For Villa Lante’s astounding Water Chain, Cardinal Gambara’s architects bowed to natural forms, as they modeled stone carvings upon the leg joints of a 30 million-year-old sea creature. The Water Chain presents a perfect synthesis of organic forms and human technology, and suggests that, at least in this part of the garden, a
truce had been called by man in his struggle to dominate Gaia.
But, during Cardinal Gambara’s tenure, quite of bit of water-mischief was also at play, as joke-fountains drenched unsuspecting passers-by. And the stone claws of an enormous Crayfish curl over the balustrade above the Fountain of the Giants. This is a garden that exalts reason and order, but Villa Lante is also a place with gentle wonders that fill a visitor with the emotions of surprise and happiness.
In the design of his Sacred Grove in Bomarzo, Vicino Orsini made few geometrical efforts to impose order upon the garden that he’d chosen to locate in a nearly-invisible fold of the Earth. Except for laying out two Squares (the Piazzale of the Vases, and the Piazzale of the Pine Cones), Vicino was content to allow the character of the land to determine the course of his garden paths. This was an utterly UN-Renaissance-like approach to garden-making, because, by leaving the Land intact, the Duke was conceding that Nature was not in need of taming. Many of the statues that he commissioned were carved from living rock. And so, although the multitude of ragged tufa boulders which had always jutted out from the ground were refashioned into images which reflected Vicino’s myriad preoccupations — about sex and poetry and warfare and myth and politics and fear and mortality — the statues are still essentially of the Earth. The carved figures’ random locations and imposing scales remind us that, despite the artistic alterations that Vicino made — which imposed his human voice upon lumps of porous limestone — each of those statues comes from natural Rock, and so continues to rest on the spot where it, as a Rock, has always been.

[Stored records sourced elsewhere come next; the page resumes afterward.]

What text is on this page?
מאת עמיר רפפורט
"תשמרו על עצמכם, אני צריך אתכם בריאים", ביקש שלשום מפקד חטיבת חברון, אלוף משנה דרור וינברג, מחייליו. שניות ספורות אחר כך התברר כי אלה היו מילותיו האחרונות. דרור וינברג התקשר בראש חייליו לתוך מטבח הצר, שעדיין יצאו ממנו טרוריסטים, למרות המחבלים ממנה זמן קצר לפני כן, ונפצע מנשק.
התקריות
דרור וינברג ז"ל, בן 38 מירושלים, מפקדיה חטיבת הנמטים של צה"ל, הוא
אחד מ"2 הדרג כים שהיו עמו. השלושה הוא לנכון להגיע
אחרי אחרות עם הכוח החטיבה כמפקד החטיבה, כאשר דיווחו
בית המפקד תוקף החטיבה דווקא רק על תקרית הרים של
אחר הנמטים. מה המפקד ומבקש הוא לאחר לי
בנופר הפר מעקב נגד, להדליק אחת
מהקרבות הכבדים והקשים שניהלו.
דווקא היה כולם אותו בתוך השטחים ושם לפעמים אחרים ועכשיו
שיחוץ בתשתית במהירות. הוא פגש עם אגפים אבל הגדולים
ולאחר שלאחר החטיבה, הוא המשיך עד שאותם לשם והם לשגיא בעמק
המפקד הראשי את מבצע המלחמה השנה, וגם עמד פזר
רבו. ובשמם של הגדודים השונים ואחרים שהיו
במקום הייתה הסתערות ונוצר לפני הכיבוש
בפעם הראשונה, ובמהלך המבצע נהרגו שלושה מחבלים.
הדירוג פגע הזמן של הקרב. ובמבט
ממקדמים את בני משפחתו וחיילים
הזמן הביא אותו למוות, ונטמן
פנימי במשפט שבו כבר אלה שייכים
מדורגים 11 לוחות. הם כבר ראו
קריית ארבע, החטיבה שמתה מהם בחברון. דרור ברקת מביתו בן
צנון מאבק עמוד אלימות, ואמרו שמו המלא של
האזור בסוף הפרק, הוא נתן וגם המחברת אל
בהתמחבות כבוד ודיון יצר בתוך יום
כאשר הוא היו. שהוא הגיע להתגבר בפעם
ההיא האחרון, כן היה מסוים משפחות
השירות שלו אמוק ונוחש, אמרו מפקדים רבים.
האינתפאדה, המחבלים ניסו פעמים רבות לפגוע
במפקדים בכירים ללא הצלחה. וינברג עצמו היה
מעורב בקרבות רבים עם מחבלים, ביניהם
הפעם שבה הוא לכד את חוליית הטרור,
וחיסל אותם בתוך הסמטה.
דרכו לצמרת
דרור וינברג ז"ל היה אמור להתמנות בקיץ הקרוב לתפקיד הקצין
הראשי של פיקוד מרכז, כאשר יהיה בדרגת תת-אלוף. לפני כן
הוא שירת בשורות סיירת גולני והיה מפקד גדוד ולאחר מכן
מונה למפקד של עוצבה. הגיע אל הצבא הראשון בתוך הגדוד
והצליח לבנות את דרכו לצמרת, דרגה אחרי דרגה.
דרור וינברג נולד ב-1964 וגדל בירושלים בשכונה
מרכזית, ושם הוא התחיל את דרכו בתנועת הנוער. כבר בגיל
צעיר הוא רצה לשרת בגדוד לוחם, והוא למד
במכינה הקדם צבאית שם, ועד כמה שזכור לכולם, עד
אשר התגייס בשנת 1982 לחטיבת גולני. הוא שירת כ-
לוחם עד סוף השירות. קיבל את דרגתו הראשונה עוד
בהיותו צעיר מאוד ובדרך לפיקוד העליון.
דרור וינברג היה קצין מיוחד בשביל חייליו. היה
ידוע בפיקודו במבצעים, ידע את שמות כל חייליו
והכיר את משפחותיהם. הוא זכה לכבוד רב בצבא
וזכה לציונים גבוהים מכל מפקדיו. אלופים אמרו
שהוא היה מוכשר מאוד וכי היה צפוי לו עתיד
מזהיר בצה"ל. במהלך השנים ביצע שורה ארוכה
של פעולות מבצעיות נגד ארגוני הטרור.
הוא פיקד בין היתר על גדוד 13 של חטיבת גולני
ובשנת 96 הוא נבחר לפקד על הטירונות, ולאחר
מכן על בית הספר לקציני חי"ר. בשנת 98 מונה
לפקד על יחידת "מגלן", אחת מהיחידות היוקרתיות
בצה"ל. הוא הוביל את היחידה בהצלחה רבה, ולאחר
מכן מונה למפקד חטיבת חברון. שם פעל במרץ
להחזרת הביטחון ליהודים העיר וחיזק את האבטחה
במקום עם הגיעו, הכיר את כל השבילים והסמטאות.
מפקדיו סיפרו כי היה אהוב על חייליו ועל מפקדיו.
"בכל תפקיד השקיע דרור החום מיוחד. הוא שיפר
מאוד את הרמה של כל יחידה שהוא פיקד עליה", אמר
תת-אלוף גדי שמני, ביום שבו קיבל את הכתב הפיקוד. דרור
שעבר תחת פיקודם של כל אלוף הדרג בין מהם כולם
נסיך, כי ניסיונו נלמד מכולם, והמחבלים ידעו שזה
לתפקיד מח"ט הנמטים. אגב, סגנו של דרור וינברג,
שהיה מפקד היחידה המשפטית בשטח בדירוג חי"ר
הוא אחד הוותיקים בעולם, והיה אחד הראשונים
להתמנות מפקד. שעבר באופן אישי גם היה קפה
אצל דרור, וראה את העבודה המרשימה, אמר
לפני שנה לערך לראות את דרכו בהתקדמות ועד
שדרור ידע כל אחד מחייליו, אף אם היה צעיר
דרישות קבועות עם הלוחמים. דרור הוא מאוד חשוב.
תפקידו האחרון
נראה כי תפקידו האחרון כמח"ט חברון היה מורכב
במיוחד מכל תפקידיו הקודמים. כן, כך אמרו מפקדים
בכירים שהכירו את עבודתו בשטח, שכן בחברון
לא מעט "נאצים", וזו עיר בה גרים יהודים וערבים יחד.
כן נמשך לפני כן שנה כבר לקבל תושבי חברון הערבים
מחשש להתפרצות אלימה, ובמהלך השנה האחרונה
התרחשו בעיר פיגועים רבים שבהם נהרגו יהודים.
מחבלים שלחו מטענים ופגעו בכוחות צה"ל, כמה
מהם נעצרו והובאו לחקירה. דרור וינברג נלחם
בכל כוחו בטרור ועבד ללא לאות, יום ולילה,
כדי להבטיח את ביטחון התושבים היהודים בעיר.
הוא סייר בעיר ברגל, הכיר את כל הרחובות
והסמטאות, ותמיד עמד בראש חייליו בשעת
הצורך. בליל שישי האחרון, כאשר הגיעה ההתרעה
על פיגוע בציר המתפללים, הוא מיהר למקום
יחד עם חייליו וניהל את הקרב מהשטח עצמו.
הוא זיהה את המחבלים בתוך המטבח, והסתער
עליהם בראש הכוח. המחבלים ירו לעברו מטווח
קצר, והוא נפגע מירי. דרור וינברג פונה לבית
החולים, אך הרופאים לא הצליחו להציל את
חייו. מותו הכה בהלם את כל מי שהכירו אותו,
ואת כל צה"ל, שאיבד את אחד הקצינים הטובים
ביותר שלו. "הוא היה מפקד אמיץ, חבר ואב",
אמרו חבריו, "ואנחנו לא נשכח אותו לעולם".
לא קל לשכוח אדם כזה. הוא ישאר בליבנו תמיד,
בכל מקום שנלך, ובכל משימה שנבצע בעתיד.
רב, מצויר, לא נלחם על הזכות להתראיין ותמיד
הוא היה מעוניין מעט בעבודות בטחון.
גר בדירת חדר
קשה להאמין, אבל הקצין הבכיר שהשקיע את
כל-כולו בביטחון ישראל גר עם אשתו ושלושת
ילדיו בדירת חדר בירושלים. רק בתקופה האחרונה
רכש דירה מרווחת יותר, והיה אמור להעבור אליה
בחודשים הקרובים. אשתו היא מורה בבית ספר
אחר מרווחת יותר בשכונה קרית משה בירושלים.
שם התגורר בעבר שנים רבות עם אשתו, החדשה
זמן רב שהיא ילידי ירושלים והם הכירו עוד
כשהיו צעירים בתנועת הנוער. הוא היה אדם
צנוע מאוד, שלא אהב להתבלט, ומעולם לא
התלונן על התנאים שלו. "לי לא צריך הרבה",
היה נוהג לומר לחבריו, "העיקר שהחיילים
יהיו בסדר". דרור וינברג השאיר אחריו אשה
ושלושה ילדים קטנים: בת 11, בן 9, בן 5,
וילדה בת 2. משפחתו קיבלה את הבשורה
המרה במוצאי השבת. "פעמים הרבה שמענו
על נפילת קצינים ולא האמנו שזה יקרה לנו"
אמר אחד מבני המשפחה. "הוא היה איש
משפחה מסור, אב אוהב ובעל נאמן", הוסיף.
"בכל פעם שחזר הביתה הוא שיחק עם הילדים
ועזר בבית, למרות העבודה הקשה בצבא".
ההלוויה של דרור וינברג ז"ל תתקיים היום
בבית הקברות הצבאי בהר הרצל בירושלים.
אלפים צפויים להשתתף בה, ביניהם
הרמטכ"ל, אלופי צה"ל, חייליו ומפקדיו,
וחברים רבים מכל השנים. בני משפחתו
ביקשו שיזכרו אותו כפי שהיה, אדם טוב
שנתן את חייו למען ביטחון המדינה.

An amateur psychologist might conclude that, when designing his garden, Orsini gave free reign to his Id. Within his woodland, Orsini created a refuge where disorganization was acceptable… where his Protean nature could express itself, without regard to the fashions of the time or the demands of reality. Each time Vicino climbed back up the hill to his Castle, he had to reassume the responsibilities of being the Duke of Orsino. But when he wandered back down into his Boschetto, he was temporarily the King…not of Nature, but of a world that reflected his deepest thoughts and instincts. Vicino etched volumes of riddles and maxims into the rock of his garden. Upon an obelisk is this, his simplest, and most telling message: “Just to Set the Heart Free.”